L’Apocalisse secondo Schmidt

Madrid riscopre Il libro dei sette sigilli

Recensione
classica
La scorsa settimana l’Orchestra della radiotelevisione spagnola ha proposto un’opera di rarissimo ascolto: l’oratorio di Franz Schmidt Il libro dei sette sigilli , tratto dall’Apocalisse di San Giovanni. Si tratta di un lavoro sinfonico-corale della durata di quasi due ore che ben testimonia la situazione musicale viennese del periodo tra le due guerre: il culto della tradizione musicale germanica, da Bach e Händel a Wagner, l’incapacità di uscire dalle tecniche ottocentesche del sinfonismo, da cui l’ipertrofia e la densità del discorso musicale, e la sensazione di un’apocalisse imminente, una fascinazione molto sinistra se si considera che la prima esecuzione avvenne nel 1938, ovvero alla vigilia della guerra.

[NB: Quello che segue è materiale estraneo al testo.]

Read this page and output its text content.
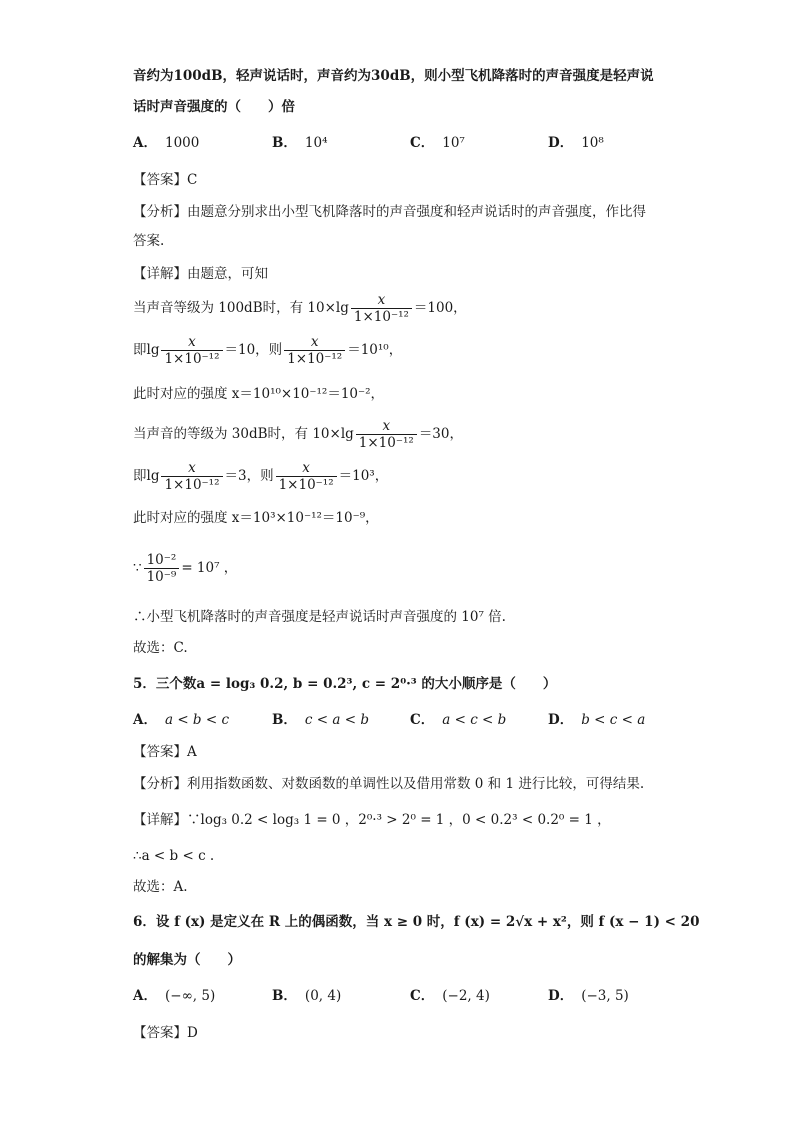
音约为100dB，轻声说话时，声音约为30dB，则小型飞机降落时的声音强度是轻声说
话时声音强度的（　　）倍
A． 1000	B． 10⁴	C． 10⁷	D． 10⁸
【答案】C
【分析】由题意分别求出小型飞机降落时的声音强度和轻声说话时的声音强度，作比得
答案.
【详解】由题意，可知
当声音等级为 100dB时，有 $10\times\lg \frac{x}{\text{1×10⁻¹²}} =100$，
即$\lg \frac{x}{\text{1×10⁻¹²}} =10$，则 $\frac{x}{\text{1×10⁻¹²}} =10^{10}$，
此时对应的强度 x＝10¹⁰×10⁻¹²＝10⁻²，
当声音的等级为 30dB时，有 $10\times\lg \frac{x}{\text{1×10⁻¹²}} =30$，
即$\lg \frac{x}{\text{1×10⁻¹²}} =3$，则 $\frac{x}{\text{1×10⁻¹²}} =10^3$，
此时对应的强度 x＝10³×10⁻¹²＝10⁻⁹，
∵ $\frac{\text{10⁻²}}{\text{10⁻⁹}} = 10^7$ ，
∴小型飞机降落时的声音强度是轻声说话时声音强度的 10⁷ 倍.
故选：C.
5．三个数a = log₃ 0.2, b = 0.2³, c = 2⁰·³ 的大小顺序是（　　）
A． a < b < c	B． c < a < b	C． a < c < b	D． b < c < a
【答案】A
【分析】利用指数函数、对数函数的单调性以及借用常数 0 和 1 进行比较，可得结果.
【详解】∵log₃ 0.2 < log₃ 1 = 0 ，2⁰·³ > 2⁰ = 1 ，0 < 0.2³ < 0.2⁰ = 1 ，
∴a < b < c .
故选：A.
6．设 f (x) 是定义在 R 上的偶函数，当 x ≥ 0 时，f (x) = 2√x + x²，则 f (x − 1) < 20
的解集为（　　）
A． (−∞, 5)	B． (0, 4)	C． (−2, 4)	D． (−3, 5)
【答案】D
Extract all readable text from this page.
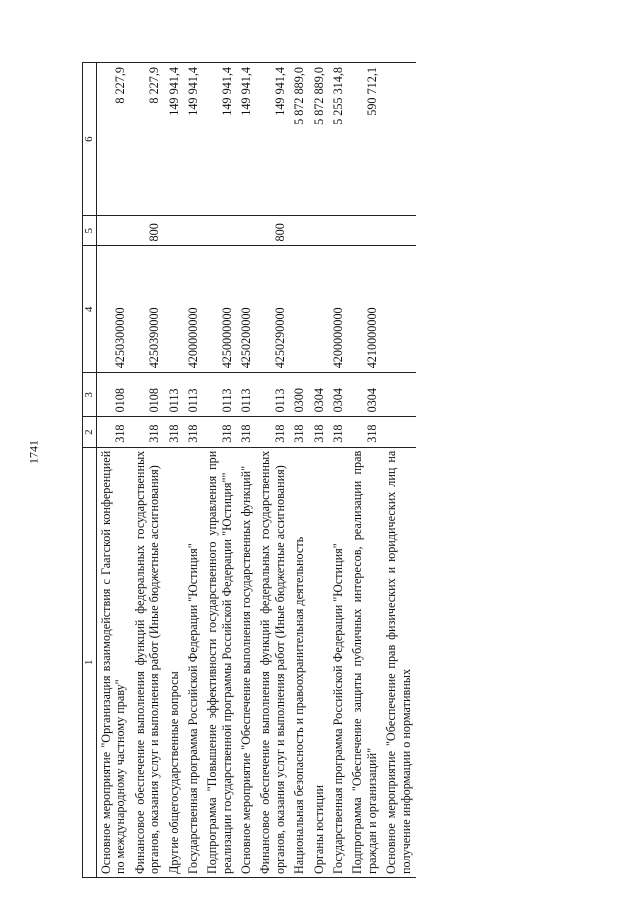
1741
1	2	3	4	5	6
Основное мероприятие "Организация взаимодействия с Гаагской конференцией по международному частному праву"	318	0108	4250300000		8 227,9
Финансовое обеспечение выполнения функций федеральных государственных органов, оказания услуг и выполнения работ (Иные бюджетные ассигнования)	318	0108	4250390000	800	8 227,9
Другие общегосударственные вопросы	318	0113			149 941,4
Государственная программа Российской Федерации "Юстиция"	318	0113	4200000000		149 941,4
Подпрограмма "Повышение эффективности государственного управления при реализации государственной программы Российской Федерации "Юстиция""	318	0113	4250000000		149 941,4
Основное мероприятие "Обеспечение выполнения государственных функций"	318	0113	4250200000		149 941,4
Финансовое обеспечение выполнения функций федеральных государственных органов, оказания услуг и выполнения работ (Иные бюджетные ассигнования)	318	0113	4250290000	800	149 941,4
Национальная безопасность и правоохранительная деятельность	318	0300			5 872 889,0
Органы юстиции	318	0304			5 872 889,0
Государственная программа Российской Федерации "Юстиция"	318	0304	4200000000		5 255 314,8
Подпрограмма "Обеспечение защиты публичных интересов, реализации прав граждан и организаций"	318	0304	4210000000		590 712,1
Основное мероприятие "Обеспечение прав физических и юридических лиц на получение информации о нормативных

Nel cercare di definire la figura di Schmidt, si sente spesso fare i nomi di Mahler e Bruckner, ma almeno a giudicare da quest’oratorio, sembra che il compositore fosse più della statura degli Humperdinck, cioè quella di un musicista dotato e ferratissimo nel suo mestiere, ma sostanzialmente un epigono. Wagner, quello dell’Incantesimo del venerdì santo, è infatti il modello che spunta un po’ ovunque in questa partitura, tanto che il tenore-narratore (il bravissimo Christian Elsner) raffigurante San Giovanni, non canta come ci si aspetterebbe alla maniera dell’Evangelista di Bach, ma come il Parsifal consapevole, dolente e raddolcito del terz’atto dell’opera di Wagner. La musica delle Passioni bachiane è però presente in alcuni cori e in particolare in arie e duetti con strumenti obbligati, ricalchi delle immortali meditazioni sul dolore cosmico del padre della musica tedesca. Più originali sono certi cori giubilanti di stampo handeliano, che per l’uso scoppiettante di ottoni e percussioni possono ricordare l’esuberanza della Messa Glagolitica di Janáček.

Pur non brillando per invenzione tematica, l’opera ha un suo carattere ingenuamente descrittivo, in particolare nella parte centrale (quella dell’apertura dei sigilli) che ne ridimensiona l’apparente gigantismo e rende le pretese filosofiche ed “elevate” dell’assunto molto più digeribili rispetto ad altri analoghi lavori tardo-romantici di area germanica. Così per esempio anche le due difficilissime fughe che musicalmente sono alquanto macchinose, si giustificano se inserite nel contesto della vicenda, dove rappresentano lo smarrimento degli uomini di fronte all’assurdità della guerra e di fronte al terremoto del Giudizio Universale. I due grandi difetti del lavoro sono da trovare nella scrittura, legata in modo scolastico e pedante alla tecnica dello sviluppo tematico (chissà cosa ne avrebbe detto Debussy…) e soprattutto nell’ultima lunga parte che segue l’apertura del settimo sigillo e che non ha niente da aggiungere al clima di contemplazione mistica dell’inizio. Così il lavoro la tira per le lunghe in modo insopportabile e termina ancora peggio con un’apoteosi retorica e chiassosa. L’esecuzione un po’ rigida di Leopold Hager ha comunque giovato alla partitura mettendone in evidenza i vari tasselli con sicurezza e senza sbrodolature. Peccato per l’organo elettrico, con suoni campionati per l’occasione dalla Cattedrale di Valencia, che è protagonista solista in due intermezzi di cui però si è capito ben poco. C’è da sperare che nell’encomiabile scelta di proporre lavori corali di rara esecuzione (l’anno scorso si diede la Morte del vescovo di Brindisi di Menotti), i responsabili dell’orchestra mettano in futuro nei loro programmi opere oggi sconosciute tanto quanto l’oratorio di Schmidt, ma assai più riuscite artisticamente, come i Canti di prigionia di Dallapiccola, il Coro di morti di Petrassi, il Grande Inquisitore di Blacher.